ImportError: libSM.so.6: cannot open shared object file: No such file or directory
ImportError: libXrender.so.1: cannot open shared object file: No such file or directory
ImportError: libXext.so.6: cannot open shared object file: No such file or directory

分别安装对应的软件包可解决:

apt-get install libsm6
apt-get install libxrender1
apt-get install libxext-dev
# apt-get install libxext6

在python2中,报错

ImportError: libgthread-2.0.so.0: cannot open shared object file: No such file or directory

对应解决方式:

apt-get install libglib2.0-0

2.2 一些ImportError和共享库缺失错误:

----- libGL.so.1: cannot open shared object file (link)
sudo apt-get update
sudo apt-get install libgl1-mesa-glx

----- error while loading shared libraries: libjpeg.so.8: cannot open shared object file
----- error while loading shared libraries: libpng12.so.0: cannot open shared object file
----- error while loading shared libraries: libtiff.so.5: cannot open shared object file
----- error while loading shared libraries: libjasper.so.1: cannot open shared object file
apt-get install libjpeg8 libpng12.0 libtiff5 libjasper1

2.3 OSError

----- OSError: libgtk-x11-2.0.so.0: cannot open shared object file
apt-get update
apt-get install libgtk2.0

3. 安装package

3.1 pyflann

pip install pyflann
# --------------------- 1. 若使用时报错
sudo 2to3 -w [pyflann安装路径]
# --------------------- 2. 如何查看pyflann安装路径
1.试试 whereis pyflann
2.终极 pip uninstall pyflann(列出路径后,输入n拒绝卸载)

3.2 安装screen | gpustat | htop

apt-get install screen # 可能需要先执行 apt-get update
apt-get install htop
pip install gpustat

4. Pytorch训练代码突然out of memory

两类内存报错:

  1. RuntimeError: cuda runtime error (2) : out of memory ...
  2. RuntimeError: CUDA out of memory.
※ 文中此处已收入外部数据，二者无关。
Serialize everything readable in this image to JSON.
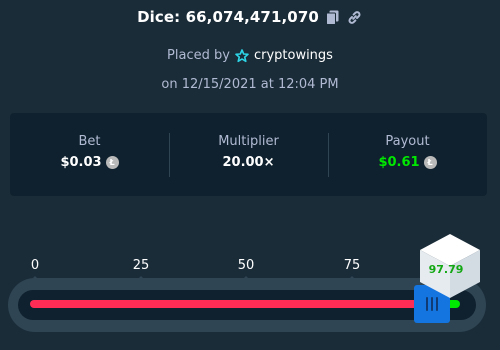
{
  "header": {
    "title": "Dice: 66,074,471,070",
    "copy_icon": "copy-icon",
    "link_icon": "link-icon"
  },
  "placed": {
    "prefix": "Placed by",
    "user_icon": "star-badge-icon",
    "username": "cryptowings",
    "date": "on 12/15/2021 at 12:04 PM"
  },
  "stats": {
    "bet_label": "Bet",
    "bet_value": "$0.03",
    "multiplier_label": "Multiplier",
    "multiplier_value": "20.00×",
    "payout_label": "Payout",
    "payout_value": "$0.61",
    "currency_icon": "litecoin-icon"
  },
  "slider": {
    "ticks": [
      "0",
      "25",
      "50",
      "75"
    ],
    "target_value": 95,
    "result": "97.79",
    "colors": {
      "lose": "#ff2c55",
      "win": "#00e701",
      "handle": "#1475e1"
    }
  }
}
Tried to allocate 20.00 MiB ...

对于第一种:pytorch版本升级、避免中间变量累积、pin_memory置False
对于第二种:batchsize调小、选小模型…
Note: 小标题中的“突然”,是指原本可以正常训练的代码,在未知原因下,运行代码时会报第一种内存错误。
遇到的神奇现象: 同样的代码在服务器的0, 1号GPU上可运行,在2,3号服务器上却又不能运行,在2号GPU上单卡运行又ok,在其他服务器上也是可以运行的…
回顾:纠结了很久,回过头来看又如此简单,解决思路是从bug的traceback中启发的,即pin_memory参数的设置,由True改为False即可,顺道查看了pin_memory(锁页内存)的概念 1,2。

5. Pytorch用法记录

x = torch.tensor([1,2,3]), y=torch.tensor([4,5,6]).cuda(0)
(1)tensor to numpy: x.numpy() or y.cpu().numpy
(2)numpy to tensor: torch.from_numpy()
(2.1)a=torch.from_numpy(b),b改变会影响a,a的dtype=torch.float64
(2.2)a=torch.FloatTensor(b),b改变不影响a,a的dtype=torch.float32
(3)tensor to list: list(x.numpy())
(4)共享内存:z=x[0] or z=x[torch.tensor(0)],即改变x[0]会改变z
(5)不共享内存:z=x[[0]] or z=x[torch.tensor([0])],即改变x[0]不会改变z
(6)作为索引的tensor须为Long型,上述因0是整数,默认是Long型。也可以显式定义z=x[torch.LongTensor([0.0])]
(7)torch.max(x)返回最大值tensor(3),torch.max(x,dim=0)返回最大值及其索引(tensor(3),tensor(2))
(8)对要更新的参数及其学习率等,可手动在OPTIMIZER.param_groups中添加修改,务必将参数作为列表等的元素,使可迭代!如OPTIMIZER.param_groups[0][‘params’] = [ HEAD.weight ]
(9) 对于pytorch,train_loader = torch.utils.data.DataLoader(),不用reset;对于mxnet,train_loader = mx.io.PrefetchingIter(train_loader),务必在每个epoch开始时要reset()
(10)可以直接将tensor赋值给numpy ndarray,反过来不行
tensor: a.shape = a.size(),都对应形状
numpy: a.shape是形状,a.size是元素个数
(11)扩展单张图片维度 image = cv2.imread(img_path) # image是np.ndarray
法一
image = torch.tensor(image)
img = image.view(1, *image.size())
法二
img = image[np.newaxis, :, :, :]
法三
image = torch.tensor(image)
img = img.unsqueeze(dim=0)

Pytorch模型恢复训练之load_state_dict的隐藏坑

官方教程:https://pytorch.org/tutorials/beginner/saving_loading_models.html#

  1. 新版pytorch中load_state_dict()并不支持map_location参数,但是torch.load()支持
  2. 【背景】Saving & Loading a General Checkpoint(假设save时参数是在gpu上)
    checkpoint = torch.load(checkpoint_path),运行这一步后,checkpoint[‘backbone’], checkpoint[‘optimizer’]中的参数在gpu上,但是经load_state_dict后,比如backbone.load_state_dict(checkpoint[‘backbone’])和optimizer.load_state_dict(checkpoint[‘optimizer’]),此时参数均在cpu上,接着backbone.cuda()可以将参数转换到gpu上。
    【问题】此时坑出现了,optimizer[‘param_groups’]会随着backbone,head的转换而自动转换到gpu上,但是optimizer[‘state’]仍然留在cpu上,所以运行optimizer.step()时,在这一步会报错:buf.mul_(momentum).add_(1 - dampening, d_p),因为buf在cpu上,而梯度d_p是在gpu上。
    【解决】load_state_dict后手动将optimizer.state中的参数转移至gpu上,代码如下:
    for k, v in optimizer.state.items():    # key is Parameter, val is a dict={key='momentum_buffer':tensor(...)}
        if 'momentum_buffer' not in v:
            continue
        optimizer.state[k]['momentum_buffer'] = optimizer.state[k]['momentum_buffer'].cuda()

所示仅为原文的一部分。